Katz decided to run again for City Council in 2000 and was reelected. He had served on the council ever since and was mayor pro tem in 2007 and mayor last year.
He was a registered architect in 17 states and served as senior principal with RTK Architects — his own full-service architectural firm — until his passing.
His expertise in design and architecture was particularly significant in his success in planning and public service, noted Vernez.
Katz was also a registered interior designer and a member of various professional organizations, including the American Institute of Architects (AIA), the American Planning Association, the American Arbitration Association and the American Society of Landscape Architects.
He was considered a pro in discussions about planning, zoning, design, character and scale.
Katz served as the chair of the Architectural Review Board in 1974, was a member of the Santa Monica Pier Restoration board of directors from 1983 to 1984, and served in a number of roles at Santa Monica College (SMC), including as chair of the Facilities Committee and president of the SMC Foundation.
He was also a current member of the SMC Advisory Board, as well as a member of the Santa Monica YMCA Advisory Board.
Additionally, he had served on Step Up on Second’s board of directors and on its Housing Task Force.
“He’s consistently been a friend to Step Up on Second since the beginning,” said executive director Tod Lipka. “He was a great guy with a very soft heart. He helped us out in a lot of ways.”
Katz even redesigned the social service agency’s Fresh Start store pro bono.

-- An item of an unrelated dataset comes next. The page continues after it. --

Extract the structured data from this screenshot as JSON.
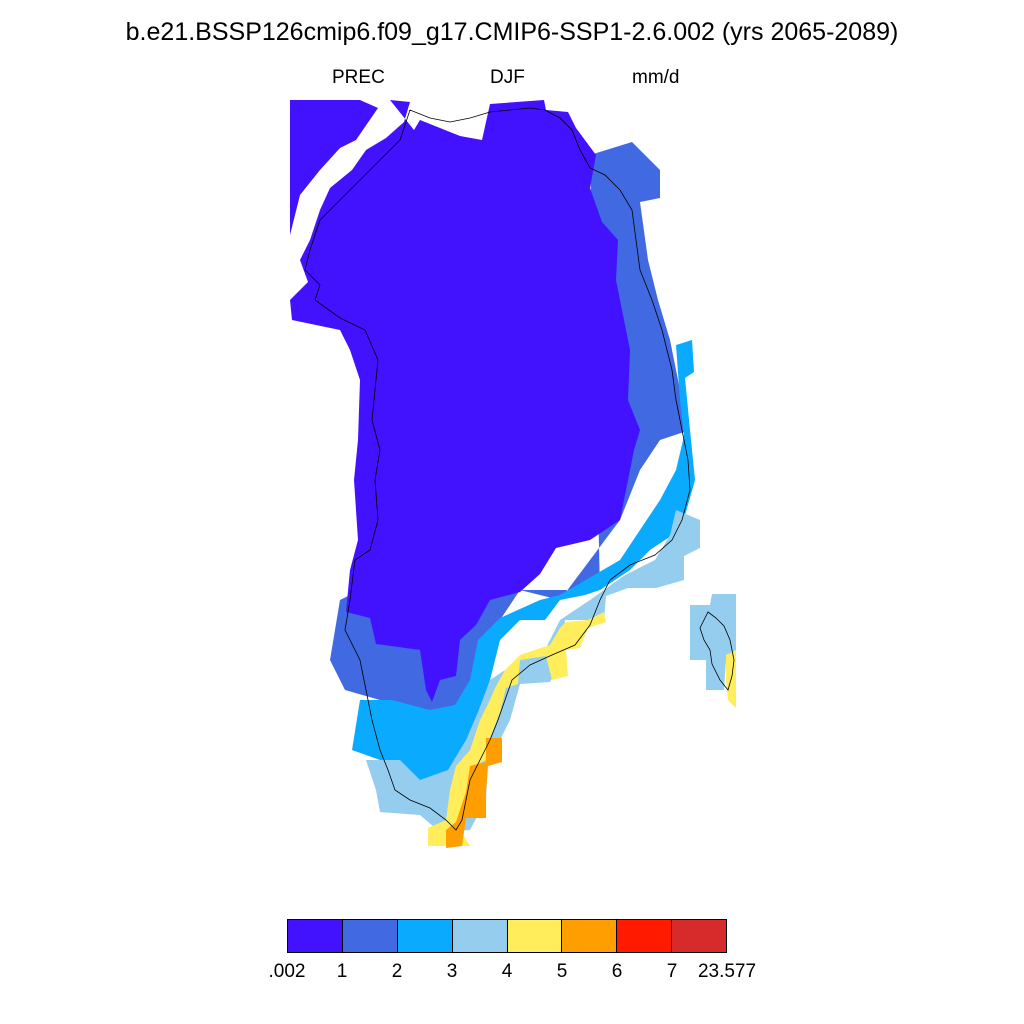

“He always supported us,” Lipka said. “He brought so many assets — the city’s perspective, the architectural perspective, the zoning perspective. He helped out enormously. He really had a lot of good insights that helped us on our path to new housing projects.”
Santa Monica City Councilman Richard Bloom, who had worked on the council with Katz since 2000, knew him before then and is also sad for his loss.

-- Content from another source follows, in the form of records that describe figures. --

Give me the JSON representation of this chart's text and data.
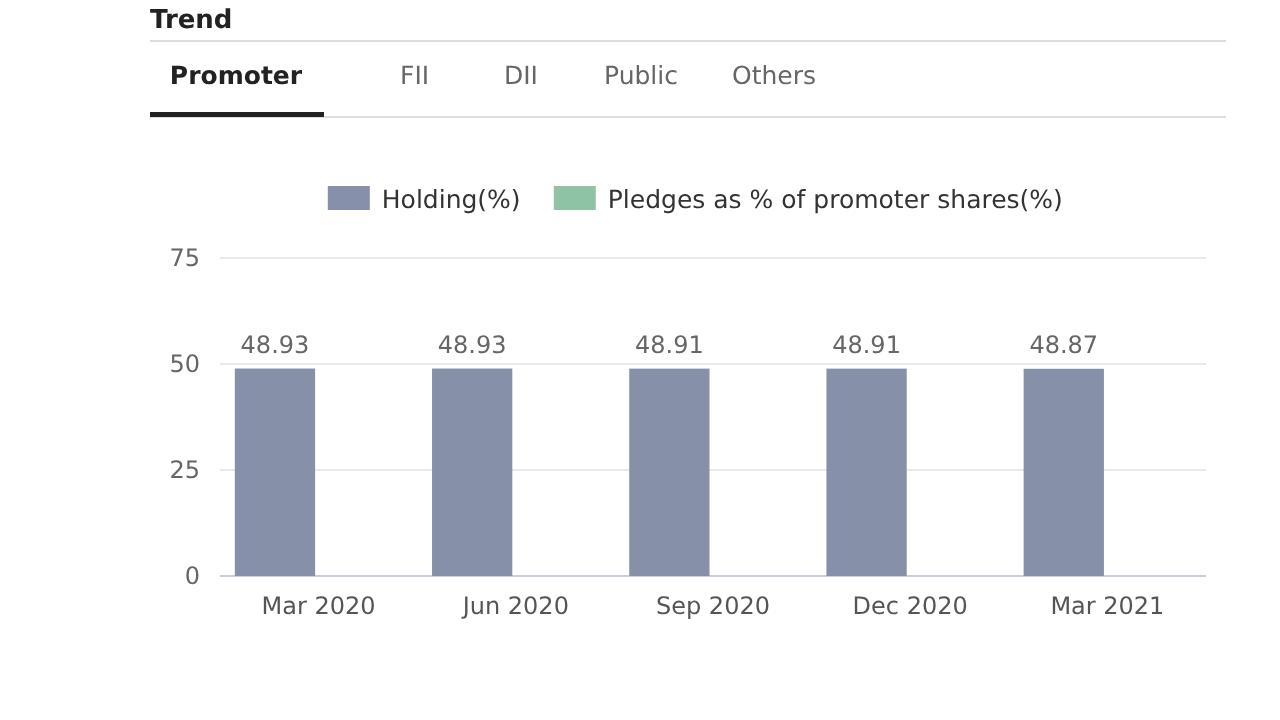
{
  "chart_data": {
    "type": "bar",
    "title": "Trend",
    "annotations": [
      "Promoter",
      "FII",
      "DII",
      "Public",
      "Others"
    ],
    "categories": [
      "Mar 2020",
      "Jun 2020",
      "Sep 2020",
      "Dec 2020",
      "Mar 2021"
    ],
    "series": [
      {
        "name": "Holding(%)",
        "color": "#8690a8",
        "values": [
          48.93,
          48.93,
          48.91,
          48.91,
          48.87
        ],
        "value_labels": [
          "48.93",
          "48.93",
          "48.91",
          "48.91",
          "48.87"
        ]
      },
      {
        "name": "Pledges as % of promoter shares(%)",
        "color": "#8fc3a5",
        "values": [
          0,
          0,
          0,
          0,
          0
        ]
      }
    ],
    "ylim": [
      0,
      75
    ],
    "yticks": [
      0,
      25,
      50,
      75
    ],
    "grid": "y",
    "legend": "top"
  }
}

The two were neighbors in Sunset Park and they were on rival neighborhood groups.
“So I got to know Herb across the table,” Bloom said. “We were both very vociferous in our positions and I learned that he and I shared a very stubborn streak about us.”
So when Katz was reelected to the council in 2000, “here we were in a setting where we needed to learn to work together,” Bloom said. “And it really didn’t take too much time. Herb really worked hard. We’ll always appreciate how hard he worked.”
Bloom says that sometimes the councilmen agreed and sometimes they didn’t, but no matter what, Bloom always “had a great deal of respect for Herb and the things he accomplished.”
Bloom said what has stood out to him the most since Katz’s death is “just how much he loved his community and how much the community really loved him back.
“We often don’t fully recognize people’s contributions until they’re gone and I think for the community, many people knew that Herb was ill, but I think his passing was untimely.
“It took a lot of people by surprise, so people have really been coming to terms with just how big a role he played in Santa Monica, his love for Santa Monica, and everything the community has gained from his various pursuits.”